At resonance, the impedance of a circuit is at its minimum value, allowing maximum current to flow. The voltage across the circuit is determined by the impedance and the current flowing through it. Therefore, at resonance, the voltage across the circuit is also at its maximum value.

- At resonance, the circuit is in a state of maximum energy transfer between the source and the load. This means that the circuit is operating at its peak efficiency.

- The bandwidth of a resonant circuit is defined as the range of frequencies around the resonant frequency within which the circuit exhibits a certain level of performance. In the case of voltage, the bandwidth is the range of frequencies over which the voltage across the circuit is within a certain percentage of its maximum value.

- The percentage of the maximum voltage that is considered within the bandwidth is typically defined as a fraction of the maximum voltage. This fraction is often expressed as a decimal value.

- In this case, the correct answer is option 'D', which states that the bandwidth includes the frequency range that allows 70.7% of the maximum voltage to flow.

- This value of 70.7% is derived from the relationship between voltage and current in a resonant circuit. At resonance, the voltage across the circuit is equal to the current multiplied by the impedance. Since the impedance is at its minimum value, the current is at its maximum value.

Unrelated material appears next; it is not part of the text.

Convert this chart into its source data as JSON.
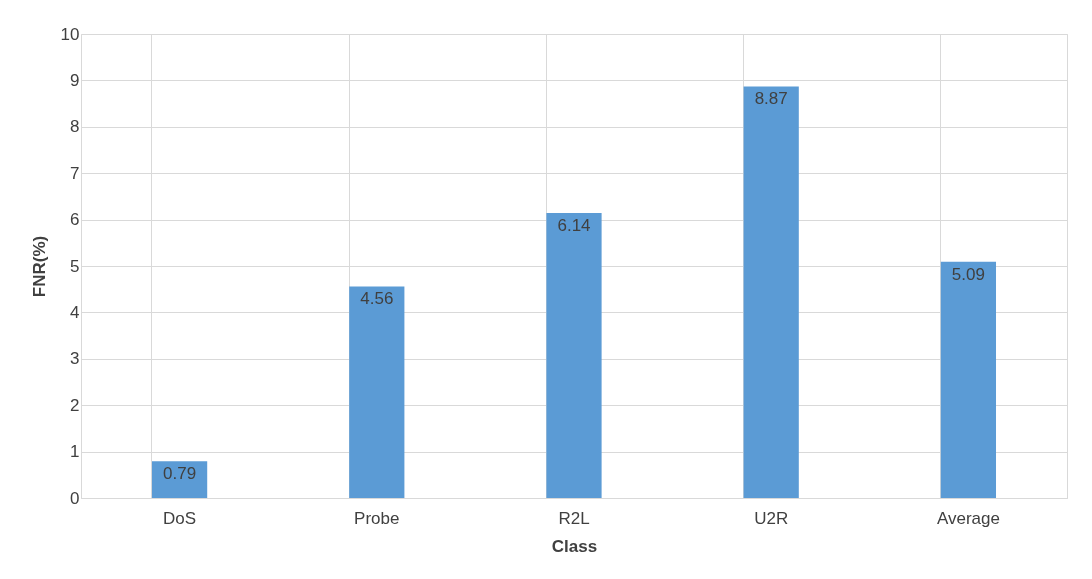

- The relationship between voltage, current, and impedance in a resonant circuit can be expressed using Ohm's law. V = I * Z, where V is the voltage, I is the current, and Z is the impedance.

- At resonance, the impedance can be represented as a combination of resistance (R) and reactance (X). The reactance can be either inductive (XL) or capacitive (XC), depending on the circuit configuration.

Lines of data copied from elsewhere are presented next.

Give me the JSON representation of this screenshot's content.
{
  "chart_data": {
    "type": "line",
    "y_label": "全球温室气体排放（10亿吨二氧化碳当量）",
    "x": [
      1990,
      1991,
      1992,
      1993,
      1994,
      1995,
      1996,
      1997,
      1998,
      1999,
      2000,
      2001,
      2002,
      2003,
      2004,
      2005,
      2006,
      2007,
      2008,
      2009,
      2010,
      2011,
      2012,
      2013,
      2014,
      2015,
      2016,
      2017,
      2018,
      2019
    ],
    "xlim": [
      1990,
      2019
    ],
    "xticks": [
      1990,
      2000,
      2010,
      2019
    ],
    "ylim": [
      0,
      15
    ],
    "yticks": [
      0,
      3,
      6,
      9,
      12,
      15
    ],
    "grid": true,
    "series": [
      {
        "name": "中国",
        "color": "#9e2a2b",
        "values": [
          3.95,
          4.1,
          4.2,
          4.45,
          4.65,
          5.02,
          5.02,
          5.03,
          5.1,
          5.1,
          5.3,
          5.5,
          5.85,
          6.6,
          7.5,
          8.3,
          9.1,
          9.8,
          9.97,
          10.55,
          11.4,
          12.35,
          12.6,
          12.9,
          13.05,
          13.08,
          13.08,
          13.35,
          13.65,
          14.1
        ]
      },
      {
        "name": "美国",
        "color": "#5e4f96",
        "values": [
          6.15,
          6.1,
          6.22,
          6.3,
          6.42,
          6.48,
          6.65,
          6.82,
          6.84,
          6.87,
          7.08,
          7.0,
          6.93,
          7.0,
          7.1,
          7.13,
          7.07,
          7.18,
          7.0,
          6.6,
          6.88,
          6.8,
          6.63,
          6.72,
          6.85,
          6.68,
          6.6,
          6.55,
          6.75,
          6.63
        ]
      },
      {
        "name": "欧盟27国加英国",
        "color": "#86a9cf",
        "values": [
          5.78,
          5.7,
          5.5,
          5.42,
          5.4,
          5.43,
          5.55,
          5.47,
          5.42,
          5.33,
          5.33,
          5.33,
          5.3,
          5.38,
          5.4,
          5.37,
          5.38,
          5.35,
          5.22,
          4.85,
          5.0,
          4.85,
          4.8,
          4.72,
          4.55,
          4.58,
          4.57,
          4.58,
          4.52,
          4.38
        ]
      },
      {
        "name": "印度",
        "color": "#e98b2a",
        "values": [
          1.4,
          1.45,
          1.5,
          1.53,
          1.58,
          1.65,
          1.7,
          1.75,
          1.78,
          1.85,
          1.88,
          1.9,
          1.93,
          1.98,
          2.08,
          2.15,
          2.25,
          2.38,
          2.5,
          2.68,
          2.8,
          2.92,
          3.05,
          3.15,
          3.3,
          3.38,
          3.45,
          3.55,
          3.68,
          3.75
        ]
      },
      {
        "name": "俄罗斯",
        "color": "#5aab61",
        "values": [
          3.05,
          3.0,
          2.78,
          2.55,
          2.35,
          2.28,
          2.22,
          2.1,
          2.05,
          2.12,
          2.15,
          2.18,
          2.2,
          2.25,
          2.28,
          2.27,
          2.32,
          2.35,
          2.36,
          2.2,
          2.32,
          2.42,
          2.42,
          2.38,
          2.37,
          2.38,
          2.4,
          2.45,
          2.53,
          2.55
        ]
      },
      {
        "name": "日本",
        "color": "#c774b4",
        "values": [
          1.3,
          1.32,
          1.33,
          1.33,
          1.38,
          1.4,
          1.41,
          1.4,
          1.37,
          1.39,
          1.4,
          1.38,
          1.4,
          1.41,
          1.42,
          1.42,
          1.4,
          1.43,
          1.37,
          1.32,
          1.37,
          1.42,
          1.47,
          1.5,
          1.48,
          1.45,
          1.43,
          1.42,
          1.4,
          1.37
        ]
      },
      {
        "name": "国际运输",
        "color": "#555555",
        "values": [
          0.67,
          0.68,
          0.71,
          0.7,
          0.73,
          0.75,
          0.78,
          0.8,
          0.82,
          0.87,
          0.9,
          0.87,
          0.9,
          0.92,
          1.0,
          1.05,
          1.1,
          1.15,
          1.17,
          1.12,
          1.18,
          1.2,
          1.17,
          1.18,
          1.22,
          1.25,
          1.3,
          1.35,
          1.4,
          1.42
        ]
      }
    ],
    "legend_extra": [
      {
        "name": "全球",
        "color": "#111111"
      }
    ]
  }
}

- The impedance magnitude at resonance is given by Z = √(R^2 + (XL - XC)^2). Since the reactance terms cancel out at resonance, the impedance magnitude simplifies to Z = R.

- Therefore, at resonance, the voltage across the circuit is equal to the current multiplied by the resistance. This means that the voltage and current are in phase, and the power factor of the circuit is unity.

- In a resonant circuit, the voltage across the circuit decreases as the frequency moves away from the resonant frequency. The rate at which the voltage decreases depends on the quality factor (Q) of the circuit.

- The bandwidth of the resonant circuit is defined as the range of frequencies on either side of the resonant frequency within which the voltage across the circuit is within a certain percentage of its maximum value.

- The value of 70.7% is derived from the relationship between voltage and power in an AC circuit. The power in an AC circuit is given by P = V^2 / R, where P is the power, V is the voltage, and R is the resistance.

- Since the power is proportional to the square of the voltage, the power is at its maximum value when the voltage is at its maximum value. Therefore, 70.7% of the maximum voltage corresponds to 50% of the maximum power.

- By allowing a range of frequencies within which 70.7% of the maximum voltage can flow, the bandwidth of the resonant circuit ensures that the circuit is operating within an acceptable range of performance.